The US conservative movement has thrived for decades by stoking resentment of the poor and brown, who are supposedly chilling around the house on your dime watching Richard Pryor (or maybe these days it’s Key & Peele). These are the so-called “welfare queens” Ronald Reagan loved to talk about on the campaign trail in southern cities with a history of racial terrorism, and while the right’s leaders aren’t quite that shameless anymore, they continue to dominate the rhetorical wars.

“It’s much easier for people on the Left to want to take money from the rich than to give it to the poor and working class,” said Michael Kazin, a social-movement historian at Georgetown University and co-editor of Dissent magazine. “Democrats are spending more time attacking the Kochs than they are talking about how we need to restore unions and institute a $16 minimum wage.”

But while cartoonish plutocratic villains like the Republican Party’s 2012 nominee Mitt Romney are fun to laugh at (and the idea of taxing their wealth year after year sounds awesome), what remains unknown is how to propel change through a rigged system that—breaking news—works primarily to serve the rich. I don’t think it’s a coincidence that Piketty’s book is being received so warmly a few weeks after the US Supreme Court handed down yet another one of those depressing opinions that will make it easier for the rich to dominate our political system. Many on the Left, it seems, would prefer to stop worrying about what the world is like and go back to thinking about how it should be.

The reality is just too unpleasant to bear. Self-proclaimed progressive saviors like Barack Obama sold themselves as agents of change but quickly became creatures of the establishment.
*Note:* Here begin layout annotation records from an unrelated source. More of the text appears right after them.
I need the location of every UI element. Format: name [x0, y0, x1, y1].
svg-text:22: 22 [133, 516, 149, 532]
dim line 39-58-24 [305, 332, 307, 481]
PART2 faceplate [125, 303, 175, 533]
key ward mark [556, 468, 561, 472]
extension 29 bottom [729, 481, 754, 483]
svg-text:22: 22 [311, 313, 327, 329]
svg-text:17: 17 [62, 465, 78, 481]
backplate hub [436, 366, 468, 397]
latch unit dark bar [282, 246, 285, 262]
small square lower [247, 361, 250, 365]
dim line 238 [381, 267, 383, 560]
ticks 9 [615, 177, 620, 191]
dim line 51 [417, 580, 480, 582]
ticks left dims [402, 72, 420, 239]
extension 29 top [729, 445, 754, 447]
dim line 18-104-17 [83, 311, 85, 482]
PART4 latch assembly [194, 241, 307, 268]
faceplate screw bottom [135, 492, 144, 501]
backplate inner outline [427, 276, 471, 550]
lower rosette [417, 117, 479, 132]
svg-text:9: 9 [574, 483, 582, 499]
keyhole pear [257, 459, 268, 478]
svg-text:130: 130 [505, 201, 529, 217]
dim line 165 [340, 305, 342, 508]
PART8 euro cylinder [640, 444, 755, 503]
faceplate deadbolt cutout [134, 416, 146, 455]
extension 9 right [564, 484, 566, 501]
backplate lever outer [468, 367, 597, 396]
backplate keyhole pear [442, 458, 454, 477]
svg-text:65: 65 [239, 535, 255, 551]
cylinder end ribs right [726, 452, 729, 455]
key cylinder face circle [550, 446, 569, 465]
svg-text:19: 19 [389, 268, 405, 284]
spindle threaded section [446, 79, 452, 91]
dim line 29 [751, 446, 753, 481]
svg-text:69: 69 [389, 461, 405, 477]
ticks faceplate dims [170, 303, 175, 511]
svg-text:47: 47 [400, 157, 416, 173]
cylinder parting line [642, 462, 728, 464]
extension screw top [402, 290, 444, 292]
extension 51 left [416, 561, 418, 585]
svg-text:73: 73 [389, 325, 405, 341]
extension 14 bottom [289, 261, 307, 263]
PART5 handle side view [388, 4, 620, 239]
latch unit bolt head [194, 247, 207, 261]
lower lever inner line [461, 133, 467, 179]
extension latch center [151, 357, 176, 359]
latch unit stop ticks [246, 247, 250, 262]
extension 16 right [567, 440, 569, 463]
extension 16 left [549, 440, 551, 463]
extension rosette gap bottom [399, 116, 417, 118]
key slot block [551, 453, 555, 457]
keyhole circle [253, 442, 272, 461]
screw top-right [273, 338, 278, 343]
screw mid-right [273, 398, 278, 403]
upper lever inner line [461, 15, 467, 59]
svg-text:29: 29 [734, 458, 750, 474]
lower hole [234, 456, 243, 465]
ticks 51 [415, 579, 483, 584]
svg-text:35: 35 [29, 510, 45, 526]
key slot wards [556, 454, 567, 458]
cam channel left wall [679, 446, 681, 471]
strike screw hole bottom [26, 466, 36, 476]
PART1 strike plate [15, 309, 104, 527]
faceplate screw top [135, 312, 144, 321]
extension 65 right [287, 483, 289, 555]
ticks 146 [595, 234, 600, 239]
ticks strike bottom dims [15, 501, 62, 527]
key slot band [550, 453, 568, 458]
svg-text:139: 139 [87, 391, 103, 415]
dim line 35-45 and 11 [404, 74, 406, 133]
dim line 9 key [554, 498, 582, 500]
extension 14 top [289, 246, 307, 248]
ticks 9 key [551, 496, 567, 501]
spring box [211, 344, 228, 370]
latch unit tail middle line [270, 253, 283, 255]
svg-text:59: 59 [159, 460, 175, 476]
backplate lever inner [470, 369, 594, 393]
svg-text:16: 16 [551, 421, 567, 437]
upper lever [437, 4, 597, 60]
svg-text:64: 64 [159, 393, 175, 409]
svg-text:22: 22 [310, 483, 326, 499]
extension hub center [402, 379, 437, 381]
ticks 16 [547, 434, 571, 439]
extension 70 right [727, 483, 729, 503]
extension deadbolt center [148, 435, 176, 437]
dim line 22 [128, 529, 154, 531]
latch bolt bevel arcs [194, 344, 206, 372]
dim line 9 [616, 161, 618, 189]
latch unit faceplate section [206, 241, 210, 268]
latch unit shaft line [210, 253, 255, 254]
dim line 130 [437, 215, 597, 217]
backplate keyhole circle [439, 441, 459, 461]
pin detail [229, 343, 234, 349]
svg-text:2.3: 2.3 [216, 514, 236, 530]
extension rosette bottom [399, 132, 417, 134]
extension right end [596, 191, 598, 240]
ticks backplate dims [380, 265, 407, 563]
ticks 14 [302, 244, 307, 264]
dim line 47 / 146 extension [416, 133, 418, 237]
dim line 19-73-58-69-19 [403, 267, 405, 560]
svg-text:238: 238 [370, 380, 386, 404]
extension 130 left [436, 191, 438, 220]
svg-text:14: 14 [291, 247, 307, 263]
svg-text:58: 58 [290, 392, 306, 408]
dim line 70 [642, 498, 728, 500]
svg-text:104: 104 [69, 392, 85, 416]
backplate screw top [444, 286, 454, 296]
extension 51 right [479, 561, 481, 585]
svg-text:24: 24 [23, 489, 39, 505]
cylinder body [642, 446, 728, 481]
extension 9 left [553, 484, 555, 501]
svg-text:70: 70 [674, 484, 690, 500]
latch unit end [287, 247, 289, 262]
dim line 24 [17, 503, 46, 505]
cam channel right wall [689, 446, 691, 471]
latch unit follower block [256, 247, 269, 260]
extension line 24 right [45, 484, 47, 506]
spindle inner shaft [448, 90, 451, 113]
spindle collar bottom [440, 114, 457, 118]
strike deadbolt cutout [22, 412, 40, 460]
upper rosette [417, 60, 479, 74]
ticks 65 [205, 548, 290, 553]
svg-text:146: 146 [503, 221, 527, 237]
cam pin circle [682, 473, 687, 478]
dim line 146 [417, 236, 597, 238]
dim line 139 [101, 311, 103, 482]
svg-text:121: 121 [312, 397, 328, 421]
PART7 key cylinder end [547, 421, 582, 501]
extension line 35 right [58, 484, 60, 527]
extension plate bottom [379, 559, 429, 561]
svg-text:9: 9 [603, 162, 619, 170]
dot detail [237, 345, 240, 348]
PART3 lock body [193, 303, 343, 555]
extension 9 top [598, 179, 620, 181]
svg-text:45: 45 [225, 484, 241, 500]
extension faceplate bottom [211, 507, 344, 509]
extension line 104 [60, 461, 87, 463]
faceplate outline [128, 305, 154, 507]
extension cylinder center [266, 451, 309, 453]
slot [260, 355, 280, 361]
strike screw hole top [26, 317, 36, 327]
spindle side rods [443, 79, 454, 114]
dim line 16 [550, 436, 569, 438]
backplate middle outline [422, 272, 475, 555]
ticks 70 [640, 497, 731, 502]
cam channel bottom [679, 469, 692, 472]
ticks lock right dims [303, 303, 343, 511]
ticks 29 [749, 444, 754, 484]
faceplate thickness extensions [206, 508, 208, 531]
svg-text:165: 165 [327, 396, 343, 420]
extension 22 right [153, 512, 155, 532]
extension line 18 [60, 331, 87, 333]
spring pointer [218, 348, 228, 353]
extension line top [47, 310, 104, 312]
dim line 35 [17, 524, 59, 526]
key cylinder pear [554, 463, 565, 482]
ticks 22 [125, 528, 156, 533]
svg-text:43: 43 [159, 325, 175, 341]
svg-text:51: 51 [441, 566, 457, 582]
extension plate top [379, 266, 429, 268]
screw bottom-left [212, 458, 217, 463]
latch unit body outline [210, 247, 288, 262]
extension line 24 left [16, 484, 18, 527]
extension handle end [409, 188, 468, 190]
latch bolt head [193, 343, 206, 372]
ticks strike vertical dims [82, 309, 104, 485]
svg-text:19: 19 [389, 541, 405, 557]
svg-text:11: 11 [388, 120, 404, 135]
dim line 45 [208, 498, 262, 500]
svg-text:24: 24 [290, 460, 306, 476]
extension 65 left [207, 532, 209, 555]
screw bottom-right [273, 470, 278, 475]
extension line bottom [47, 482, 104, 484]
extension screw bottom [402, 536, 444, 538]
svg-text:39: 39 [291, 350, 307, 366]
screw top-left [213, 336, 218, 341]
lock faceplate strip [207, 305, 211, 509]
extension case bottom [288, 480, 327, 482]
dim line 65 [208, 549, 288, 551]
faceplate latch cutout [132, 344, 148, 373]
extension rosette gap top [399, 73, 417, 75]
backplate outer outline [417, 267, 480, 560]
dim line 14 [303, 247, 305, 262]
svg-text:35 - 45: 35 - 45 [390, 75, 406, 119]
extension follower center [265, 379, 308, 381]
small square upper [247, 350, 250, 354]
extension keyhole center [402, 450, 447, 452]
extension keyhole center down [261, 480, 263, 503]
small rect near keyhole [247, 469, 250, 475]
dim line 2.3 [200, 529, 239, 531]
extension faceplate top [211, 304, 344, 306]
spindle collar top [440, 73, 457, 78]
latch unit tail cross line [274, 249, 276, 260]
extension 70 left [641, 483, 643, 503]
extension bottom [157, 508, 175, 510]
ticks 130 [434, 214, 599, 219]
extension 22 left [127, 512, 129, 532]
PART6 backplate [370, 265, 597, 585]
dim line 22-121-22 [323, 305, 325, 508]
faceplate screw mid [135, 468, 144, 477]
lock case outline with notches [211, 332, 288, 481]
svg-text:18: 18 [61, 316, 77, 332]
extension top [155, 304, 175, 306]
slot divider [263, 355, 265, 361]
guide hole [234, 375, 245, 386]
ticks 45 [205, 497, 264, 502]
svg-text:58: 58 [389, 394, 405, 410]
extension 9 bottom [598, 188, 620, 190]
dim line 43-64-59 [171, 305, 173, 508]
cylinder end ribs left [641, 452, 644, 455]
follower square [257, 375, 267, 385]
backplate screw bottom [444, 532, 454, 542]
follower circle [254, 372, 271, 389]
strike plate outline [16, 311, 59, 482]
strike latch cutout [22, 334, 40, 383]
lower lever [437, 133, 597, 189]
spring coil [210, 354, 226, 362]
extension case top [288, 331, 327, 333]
More broadly, the Democratic Party’s future—at least in the short term—is really just a blast from the past in the form of Hillary Rodham Clinton, an unabashed neoliberal whose husband hangs out with shady Eastern European business tycoons while she rakes in $250,000 per paid speaking engagement courtesy of banks like Goldman Sachs. (That whole Elizabeth Warren thing doesn’t seem to be panning out, at least not yet.)

So to some campaign finance reformers, the Piketty boomlet is kind of irksome in the sense that he’s providing an outlet for escape, even avoidance.

“He’s returning us to a world in which the political problems have hypothetically been solved, and now comes the question of what policies are needed,” said Gitlin, “which for a rationalist is a more joyous prospect than imagining how you get a grip on the plutocratic money-politics nexus, how you rouse a cynical and rearguard people.”

None of this is to deny Piketty’s incredible contribution to the field of economics. His valuable provision of a model and the hard data needed to show that capitalism inevitably breeds inequality ought to be celebrated. But if we’re serious about figuring out a way to stop the past from devouring the future—a formulation Piketty uses to describe old wealth begetting future inequality—we need to get a handle on our corrupt political culture. The problem is an urgent one that cannot be delayed until the citizens of Earth (or Europe, as Piketty concedes is more realistic) join hands in favor of taxing wealth.

“The Occupy movement, politically speaking, was far more significant than Thomas Piketty’s book,” Sawant, the Seattle Socialist councilwoman, told me. “What we need is a fundamental shift away from capitalism. And for all the people who are skeptical about that or find that insurmountable, let’s not forget, we have another ticking clock that is climate change. Capitalism has shown itself to be completely incapable of solving that problem.”

To his credit, Piketty did devote a small subsection of his book’s final chapter to climate change. But man, getting those politically hyperactive oil barons to part ways with $10 trillion in wealth in a system where money counts as speech is going to be a slog—even with the Frenchman’s book in hand.